Au 31 janvier 2017, 317 entreprises et associations étaient engagées dans la mise en place d’un affichage bilingue grâce aux défis de l’eusko et avec le soutien de l’Office public de la langue basque.

Valoriser le territoire et sa culture…

L’eusko est avant tout un moyen pour les professionnels et les particuliers de participer à un projet collectif pour un développement du Pays Basque, la défense de l’environnement, de la langue basque, du commerce de proximité et de l’agriculture paysanne sur le territoire et plus globalement la qualité de la vie.

De plus, l’entreprise, le commerce, le travailleur indépendant, le petit producteur qui rejoignent la démarche constituent un réseau important. Les particuliers ne peuvent dépenser leurs euskos que dans ce réseau. Cela peut permettre à ces professionnels et associations de fidéliser leur clientèle, voire de gagner de nouveaux clients.

De plus, l’eusko a un effet « label », garantissant un certain état d’esprit et une certaine qualité des pratiques des entreprises membres du réseau. L’eusko permet aussi de se poser la question de l’origine et de la manière dont sont fabriqués et distribués les produits et services consommés au quotidien.

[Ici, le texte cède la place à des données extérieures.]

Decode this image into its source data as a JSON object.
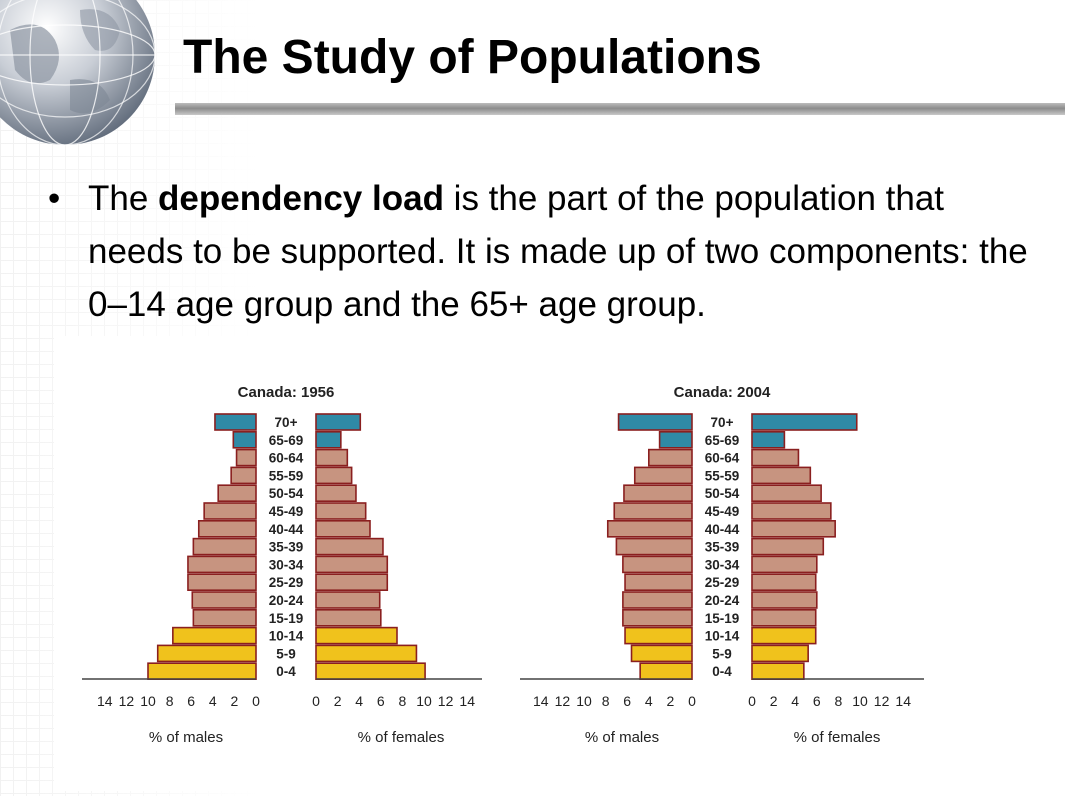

L’eusko représente la garantie de faire ses achats auprès d’entreprises manifestant un intérêt minimum pour le territoire où elles sont installées, ainsi que pour la diversité linguistique et culturelle, et les valeurs écologiques et sociales.

Cette monnaie lui permet de manifester au quotidien, par un geste des plus concrets et visibles, par un instrument des plus simples à porter et à utiliser, son attachement à son territoire et à un certain modèle de société et d’économie. Le consommateur quotidien devient acteur.